Bu esrarlı engellerin temelini oluşturan çok önemli bir noktaya burada kısaca temas etmekte yarar vardır. Tarih boyunca İslam’ı paylaşmada ilginç hilelere başvuran, bu konuda kıyasıya rekabete girişen ve birbirini ölesiye kıskanan Araplar ve Türkler, İslam’ın ve onun getirdiği bilim ve uygarlık kurumları üzerinde büyük yıkımlara neden olmuş, sonuç olarak kendileri de tarihin sahnesinde çökmüşlerdir.

 

Kur’andaki İslam’ı, tarih boyunca sırf bir Arap dini olarak damgalayan Türkler, Tarikatlarıyla, tekkeleriyle, mezarlık ve ölü kültleriyle, Arapça’ya bakış açılarıyla kendilerine özgü bir din örmüşlerdir. Son bin yıl boyunca Türklerin egemenliği altında yaşamış olmayı zül sayan Araplar da yüzyıl kadar önce gösterdikleri şiddetli tepkilerden biri olarak İslam’ı sırf kendilerine ait bir kültürel kurum gibi görmeye başlamışlardır. Bu iki farklı tepki birçok alanda yıkıcı sonuçlar verdiği gibi, «Ümmet dili» olarak algılanması gereken Arapça’ya bakış açısını da değiştirmiştir.

 

İşte tarikatçıların Arapça’ya bakış açısı bundan kaynaklanmaktadır. Nitekim Hint dinlerine dayanan ve Türkistan’da kurulan Nakşibendi Tarikatı’nın şeyhleri, medreselerinde, Arap olmayan Birgili Mehmed Efendi, Molla Cami ve Cürcüni gibi yazarların eserlerini okutmaya daha çok ağırlık vermişlerdir. Aynı zamanda eski Arap medreselerine özgü: sınav, ödev, kompozisyon, müzakere ve münazara gibi sistemleri; matematik, fizik, kimya, ve biyoloji gibi pozitif bilimlerin okutulmasını yasaklamışlardır. Bundan amaç; Arapça’yı bir yaşam dili olarak değil, sadece Kutsal metinler ve ibadet dili olarak akıllara yerleştirmektir.

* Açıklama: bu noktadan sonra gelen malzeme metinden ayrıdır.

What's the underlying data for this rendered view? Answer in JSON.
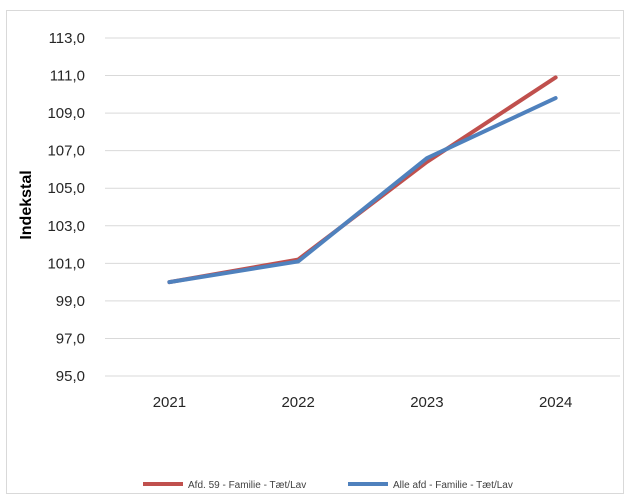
{
  "chart_data": {
    "type": "line",
    "title": "",
    "xlabel": "",
    "ylabel": "Indekstal",
    "categories": [
      "2021",
      "2022",
      "2023",
      "2024"
    ],
    "y_ticks": [
      "95,0",
      "97,0",
      "99,0",
      "101,0",
      "103,0",
      "105,0",
      "107,0",
      "109,0",
      "111,0",
      "113,0"
    ],
    "ylim": [
      95,
      113
    ],
    "grid": true,
    "legend_position": "bottom",
    "series": [
      {
        "name": "Afd. 59 - Familie - Tæt/Lav",
        "color": "#c0504d",
        "values": [
          100.0,
          101.2,
          106.4,
          110.9
        ]
      },
      {
        "name": "Alle afd - Familie - Tæt/Lav",
        "color": "#4f81bd",
        "values": [
          100.0,
          101.1,
          106.6,
          109.8
        ]
      }
    ]
  }
}
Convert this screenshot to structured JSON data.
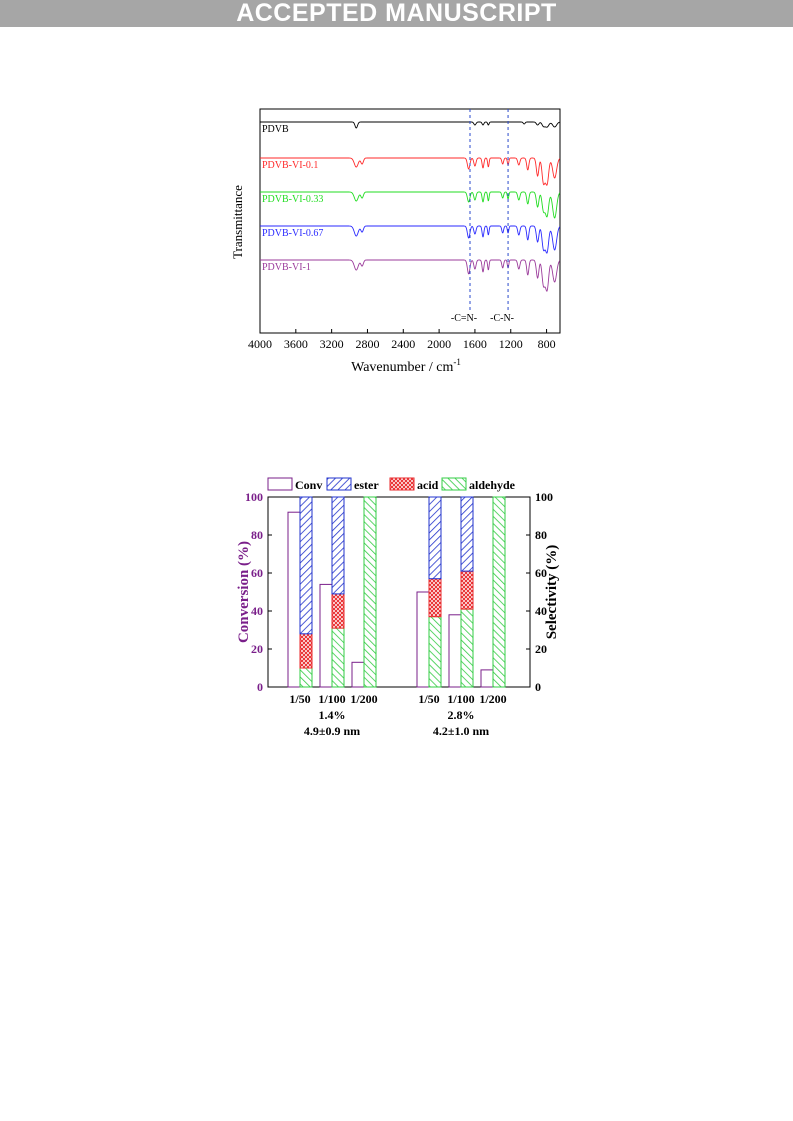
{
  "header": {
    "banner": "ACCEPTED MANUSCRIPT"
  },
  "chart_data": [
    {
      "type": "line",
      "xlabel": "Wavenumber / cm",
      "xlabel_sup": "-1",
      "ylabel": "Transmittance",
      "xlim": [
        4000,
        650
      ],
      "x_reversed": true,
      "xticks": [
        "4000",
        "3600",
        "3200",
        "2800",
        "2400",
        "2000",
        "1600",
        "1200",
        "800"
      ],
      "x_tick_values": [
        4000,
        3600,
        3200,
        2800,
        2400,
        2000,
        1600,
        1200,
        800
      ],
      "grid": false,
      "series": [
        {
          "name": "PDVB",
          "color": "#000000"
        },
        {
          "name": "PDVB-VI-0.1",
          "color": "#ff2a2a"
        },
        {
          "name": "PDVB-VI-0.33",
          "color": "#22dd22"
        },
        {
          "name": "PDVB-VI-0.67",
          "color": "#2a2aff"
        },
        {
          "name": "PDVB-VI-1",
          "color": "#9b3b9b"
        }
      ],
      "reference_lines": [
        {
          "x": 1655,
          "label": "-C=N-"
        },
        {
          "x": 1230,
          "label": "-C-N-"
        }
      ]
    },
    {
      "type": "bar",
      "legend": [
        "Conv",
        "ester",
        "acid",
        "aldehyde"
      ],
      "legend_position": "top",
      "ylabel_left": "Conversion (%)",
      "ylabel_right": "Selectivity (%)",
      "ylim": [
        0,
        100
      ],
      "yticks": [
        "0",
        "20",
        "40",
        "60",
        "80",
        "100"
      ],
      "colors": {
        "conv": "#7a1f8a",
        "ester": "#2233cc",
        "acid": "#e8282b",
        "aldehyde": "#33cc44"
      },
      "groups": [
        {
          "label_loading": "1.4%",
          "label_size": "4.9±0.9 nm",
          "bars": [
            {
              "ratio": "1/50",
              "conversion": 92,
              "aldehyde": 10,
              "acid": 18,
              "ester": 72
            },
            {
              "ratio": "1/100",
              "conversion": 54,
              "aldehyde": 31,
              "acid": 18,
              "ester": 51
            },
            {
              "ratio": "1/200",
              "conversion": 13,
              "aldehyde": 100,
              "acid": 0,
              "ester": 0
            }
          ]
        },
        {
          "label_loading": "2.8%",
          "label_size": "4.2±1.0 nm",
          "bars": [
            {
              "ratio": "1/50",
              "conversion": 50,
              "aldehyde": 37,
              "acid": 20,
              "ester": 43
            },
            {
              "ratio": "1/100",
              "conversion": 38,
              "aldehyde": 41,
              "acid": 20,
              "ester": 39
            },
            {
              "ratio": "1/200",
              "conversion": 9,
              "aldehyde": 100,
              "acid": 0,
              "ester": 0
            }
          ]
        }
      ]
    }
  ]
}
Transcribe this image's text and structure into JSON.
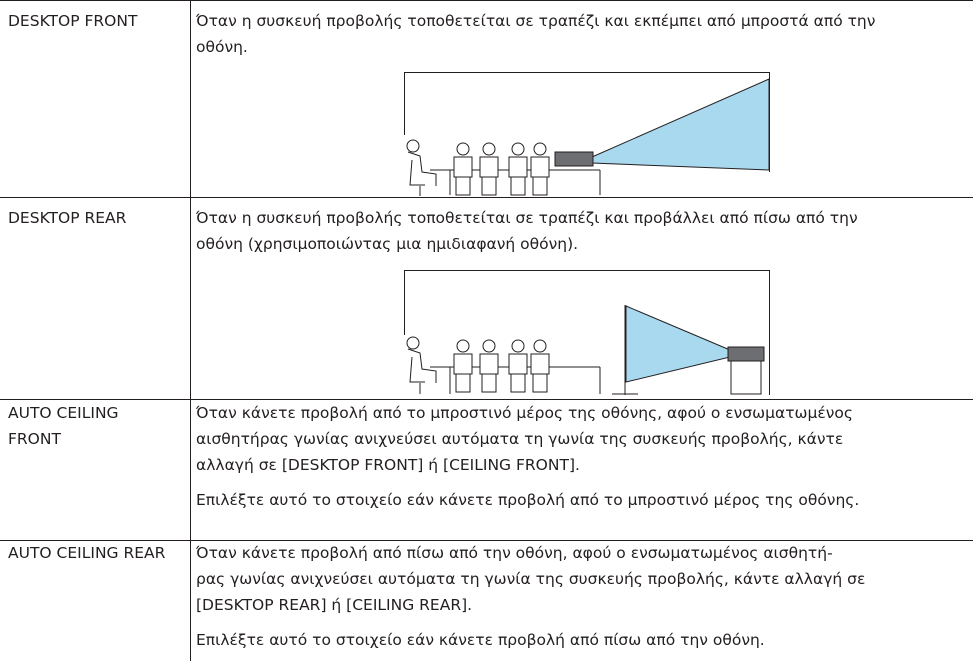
{
  "table": {
    "rows": [
      {
        "label": [
          "DESKTOP FRONT"
        ],
        "description": [
          [
            "Όταν η συσκευή προβολής τοποθετείται σε τραπέζι και εκπέμπει από μπροστά από την",
            "οθόνη."
          ]
        ]
      },
      {
        "label": [
          "DESKTOP REAR"
        ],
        "description": [
          [
            "Όταν η συσκευή προβολής τοποθετείται σε τραπέζι και προβάλλει από πίσω από την",
            "οθόνη (χρησιμοποιώντας μια ημιδιαφανή οθόνη)."
          ]
        ]
      },
      {
        "label": [
          "AUTO CEILING",
          "FRONT"
        ],
        "description": [
          [
            "Όταν κάνετε προβολή από το μπροστινό μέρος της οθόνης, αφού ο ενσωματωμένος",
            "αισθητήρας γωνίας ανιχνεύσει αυτόματα τη γωνία της συσκευής προβολής, κάντε",
            "αλλαγή σε [DESKTOP FRONT] ή [CEILING FRONT]."
          ],
          [
            "Επιλέξτε αυτό το στοιχείο εάν κάνετε προβολή από το μπροστινό μέρος της οθόνης."
          ]
        ]
      },
      {
        "label": [
          "AUTO CEILING REAR"
        ],
        "description": [
          [
            "Όταν κάνετε προβολή από πίσω από την οθόνη, αφού ο ενσωματωμένος αισθητή-",
            "ρας γωνίας ανιχνεύσει αυτόματα τη γωνία της συσκευής προβολής, κάντε αλλαγή σε",
            "[DESKTOP REAR] ή [CEILING REAR]."
          ],
          [
            "Επιλέξτε αυτό το στοιχείο εάν κάνετε προβολή από πίσω από την οθόνη."
          ]
        ]
      }
    ]
  }
}
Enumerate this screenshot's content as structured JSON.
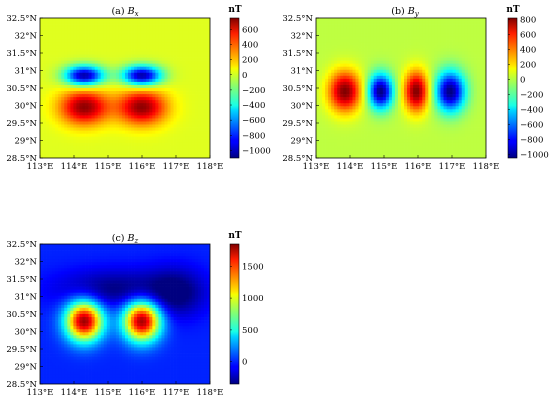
{
  "chart_data": [
    {
      "type": "heatmap",
      "title": "(a) B_x",
      "title_prefix": "(a)",
      "title_symbol": "B",
      "title_sub": "x",
      "x_ticks": [
        "113°E",
        "114°E",
        "115°E",
        "116°E",
        "117°E",
        "118°E"
      ],
      "y_ticks": [
        "28.5°N",
        "29°N",
        "29.5°N",
        "30°N",
        "30.5°N",
        "31°N",
        "31.5°N",
        "32°N",
        "32.5°N"
      ],
      "xlim": [
        113,
        118
      ],
      "ylim": [
        28.5,
        32.5
      ],
      "colorbar": {
        "unit": "nT",
        "range": [
          -1100,
          750
        ],
        "ticks": [
          600,
          400,
          200,
          0,
          -200,
          -400,
          -600,
          -800,
          -1000
        ],
        "tick_labels": [
          "600",
          "400",
          "200",
          "0",
          "−200",
          "−400",
          "−600",
          "−800",
          "−1000"
        ]
      },
      "background_value": 0,
      "blobs": [
        {
          "lon": 114.3,
          "lat": 30.85,
          "value": -1050,
          "sx": 0.4,
          "sy": 0.2
        },
        {
          "lon": 116.0,
          "lat": 30.85,
          "value": -1050,
          "sx": 0.4,
          "sy": 0.2
        },
        {
          "lon": 114.3,
          "lat": 29.95,
          "value": 720,
          "sx": 0.5,
          "sy": 0.35
        },
        {
          "lon": 116.0,
          "lat": 29.95,
          "value": 720,
          "sx": 0.5,
          "sy": 0.35
        }
      ]
    },
    {
      "type": "heatmap",
      "title": "(b) B_y",
      "title_prefix": "(b)",
      "title_symbol": "B",
      "title_sub": "y",
      "x_ticks": [
        "113°E",
        "114°E",
        "115°E",
        "116°E",
        "117°E",
        "118°E"
      ],
      "y_ticks": [
        "28.5°N",
        "29°N",
        "29.5°N",
        "30°N",
        "30.5°N",
        "31°N",
        "31.5°N",
        "32°N",
        "32.5°N"
      ],
      "xlim": [
        113,
        118
      ],
      "ylim": [
        28.5,
        32.5
      ],
      "colorbar": {
        "unit": "nT",
        "range": [
          -1050,
          820
        ],
        "ticks": [
          800,
          600,
          400,
          200,
          0,
          -200,
          -400,
          -600,
          -800,
          -1000
        ],
        "tick_labels": [
          "800",
          "600",
          "400",
          "200",
          "0",
          "−200",
          "−400",
          "−600",
          "−800",
          "−1000"
        ]
      },
      "background_value": 0,
      "blobs": [
        {
          "lon": 113.85,
          "lat": 30.4,
          "value": 820,
          "sx": 0.33,
          "sy": 0.4
        },
        {
          "lon": 114.9,
          "lat": 30.4,
          "value": -1050,
          "sx": 0.25,
          "sy": 0.35
        },
        {
          "lon": 115.95,
          "lat": 30.4,
          "value": 820,
          "sx": 0.25,
          "sy": 0.4
        },
        {
          "lon": 116.95,
          "lat": 30.4,
          "value": -1050,
          "sx": 0.3,
          "sy": 0.4
        }
      ]
    },
    {
      "type": "heatmap",
      "title": "(c) B_z",
      "title_prefix": "(c)",
      "title_symbol": "B",
      "title_sub": "z",
      "x_ticks": [
        "113°E",
        "114°E",
        "115°E",
        "116°E",
        "117°E",
        "118°E"
      ],
      "y_ticks": [
        "28.5°N",
        "29°N",
        "29.5°N",
        "30°N",
        "30.5°N",
        "31°N",
        "31.5°N",
        "32°N",
        "32.5°N"
      ],
      "xlim": [
        113,
        118
      ],
      "ylim": [
        28.5,
        32.5
      ],
      "colorbar": {
        "unit": "nT",
        "range": [
          -350,
          1850
        ],
        "ticks": [
          1500,
          1000,
          500,
          0
        ],
        "tick_labels": [
          "1500",
          "1000",
          "500",
          "0"
        ]
      },
      "background_value": 0,
      "blobs": [
        {
          "lon": 114.3,
          "lat": 30.3,
          "value": 1800,
          "sx": 0.38,
          "sy": 0.4
        },
        {
          "lon": 116.0,
          "lat": 30.3,
          "value": 1800,
          "sx": 0.38,
          "sy": 0.4
        },
        {
          "lon": 115.2,
          "lat": 31.2,
          "value": -350,
          "sx": 1.2,
          "sy": 0.4
        },
        {
          "lon": 117.0,
          "lat": 31.1,
          "value": -350,
          "sx": 0.6,
          "sy": 0.5
        }
      ]
    }
  ]
}
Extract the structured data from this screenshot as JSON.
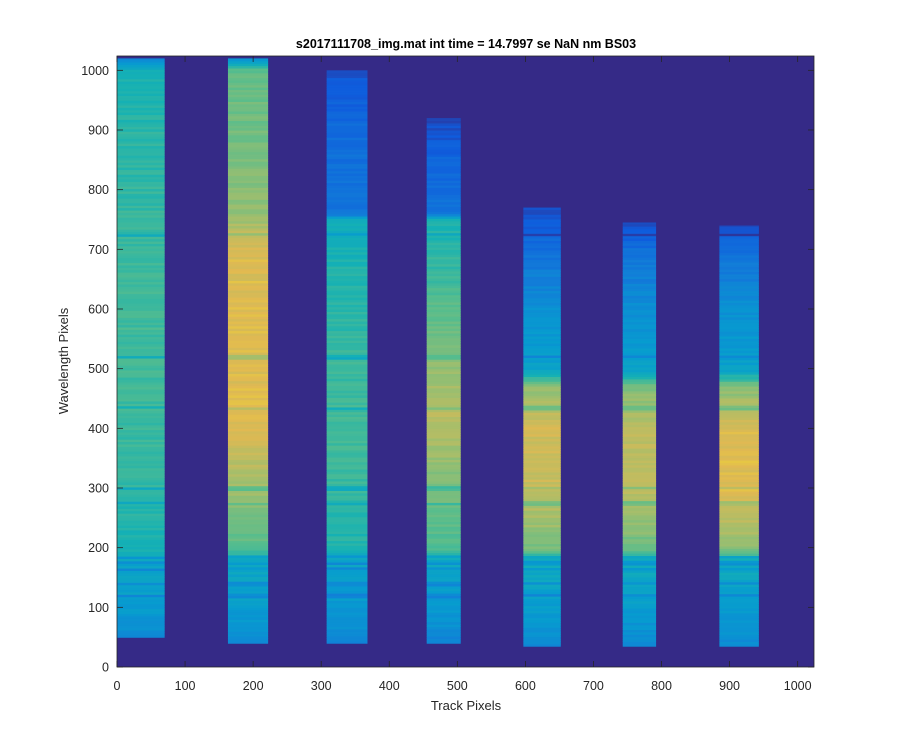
{
  "chart_data": {
    "type": "heatmap",
    "title": "s2017111708_img.mat int time = 14.7997 se  NaN nm BS03",
    "xlabel": "Track Pixels",
    "ylabel": "Wavelength Pixels",
    "xlim": [
      0,
      1024
    ],
    "ylim": [
      0,
      1024
    ],
    "x_ticks": [
      "0",
      "100",
      "200",
      "300",
      "400",
      "500",
      "600",
      "700",
      "800",
      "900",
      "1000"
    ],
    "y_ticks": [
      "0",
      "100",
      "200",
      "300",
      "400",
      "500",
      "600",
      "700",
      "800",
      "900",
      "1000"
    ],
    "colormap": "parula",
    "background_color": "#352a87",
    "grid": false,
    "tracks": [
      {
        "x_start": 0,
        "x_end": 70,
        "y_bottom": 50,
        "y_top": 1020,
        "profile": [
          [
            50,
            0.3
          ],
          [
            100,
            0.38
          ],
          [
            180,
            0.42
          ],
          [
            200,
            0.5
          ],
          [
            300,
            0.55
          ],
          [
            450,
            0.58
          ],
          [
            600,
            0.58
          ],
          [
            750,
            0.56
          ],
          [
            900,
            0.54
          ],
          [
            1000,
            0.5
          ],
          [
            1020,
            0.3
          ]
        ]
      },
      {
        "x_start": 163,
        "x_end": 222,
        "y_bottom": 40,
        "y_top": 1020,
        "profile": [
          [
            40,
            0.3
          ],
          [
            100,
            0.38
          ],
          [
            180,
            0.45
          ],
          [
            200,
            0.62
          ],
          [
            300,
            0.74
          ],
          [
            400,
            0.86
          ],
          [
            550,
            0.88
          ],
          [
            700,
            0.86
          ],
          [
            760,
            0.72
          ],
          [
            850,
            0.68
          ],
          [
            1000,
            0.64
          ],
          [
            1020,
            0.3
          ]
        ]
      },
      {
        "x_start": 308,
        "x_end": 368,
        "y_bottom": 40,
        "y_top": 1000,
        "profile": [
          [
            40,
            0.28
          ],
          [
            100,
            0.36
          ],
          [
            180,
            0.42
          ],
          [
            200,
            0.52
          ],
          [
            350,
            0.58
          ],
          [
            500,
            0.57
          ],
          [
            650,
            0.53
          ],
          [
            750,
            0.46
          ],
          [
            760,
            0.22
          ],
          [
            900,
            0.18
          ],
          [
            1000,
            0.1
          ]
        ]
      },
      {
        "x_start": 455,
        "x_end": 505,
        "y_bottom": 40,
        "y_top": 920,
        "profile": [
          [
            40,
            0.28
          ],
          [
            100,
            0.36
          ],
          [
            180,
            0.44
          ],
          [
            200,
            0.6
          ],
          [
            300,
            0.68
          ],
          [
            420,
            0.8
          ],
          [
            500,
            0.72
          ],
          [
            650,
            0.58
          ],
          [
            750,
            0.5
          ],
          [
            760,
            0.22
          ],
          [
            850,
            0.16
          ],
          [
            920,
            0.08
          ]
        ]
      },
      {
        "x_start": 597,
        "x_end": 652,
        "y_bottom": 35,
        "y_top": 770,
        "profile": [
          [
            35,
            0.3
          ],
          [
            100,
            0.38
          ],
          [
            180,
            0.46
          ],
          [
            200,
            0.68
          ],
          [
            300,
            0.82
          ],
          [
            400,
            0.84
          ],
          [
            470,
            0.72
          ],
          [
            500,
            0.4
          ],
          [
            600,
            0.33
          ],
          [
            700,
            0.2
          ],
          [
            770,
            0.08
          ]
        ]
      },
      {
        "x_start": 743,
        "x_end": 792,
        "y_bottom": 35,
        "y_top": 745,
        "profile": [
          [
            35,
            0.3
          ],
          [
            100,
            0.38
          ],
          [
            180,
            0.46
          ],
          [
            200,
            0.66
          ],
          [
            300,
            0.8
          ],
          [
            400,
            0.8
          ],
          [
            470,
            0.68
          ],
          [
            500,
            0.4
          ],
          [
            600,
            0.32
          ],
          [
            700,
            0.2
          ],
          [
            745,
            0.08
          ]
        ]
      },
      {
        "x_start": 885,
        "x_end": 943,
        "y_bottom": 35,
        "y_top": 740,
        "profile": [
          [
            35,
            0.3
          ],
          [
            100,
            0.38
          ],
          [
            180,
            0.46
          ],
          [
            200,
            0.72
          ],
          [
            300,
            0.88
          ],
          [
            400,
            0.86
          ],
          [
            470,
            0.7
          ],
          [
            500,
            0.4
          ],
          [
            600,
            0.32
          ],
          [
            700,
            0.2
          ],
          [
            740,
            0.08
          ]
        ]
      }
    ]
  }
}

Çünkü onlara göre «Arapça konuşan insan, Araplaşmış demektir. Bu ise Bir Türk insanına asla yakışmaz!» Bu gerçeğin en çarpıcı kanıtını ise Mahmut Toptaş vermiştir. Aynı zamanda bir «din adamı» olan bu şahıs, yazdığı bir sözlüğün önsözünü aynen şu satırlarla bitirmiştir: «Bu lügat arab milletinin dilini öğretmek için değil, Rabbimizin kelâmını öğretmek için hazırlanmıştır.»[1]

 

Günümüzde Türkiyeli Arapça öğrencisi bütün bu gerçekleri öğrenmeden ne önündeki engellerin farkına varabilir, ne de onları kaldırmaya çalışanlara yardımcı olabilir.

 

Bu dizi ile tertiplenen dersler aydın öğrencilere hem yabancı dil öğrenme bilincini kazandırmakta, hem de bu konuda karşılaştıkları bütün engeller hakkında onları bilgilendiren özellikler taşımaktadır. Onlara düşen görev önce bilinçlenmek ondan sonra öğrenmektir.

 

Dizimizin üçüncü kitabına girerken en büyük arzumuz, başarılarınza tanık olmaktır.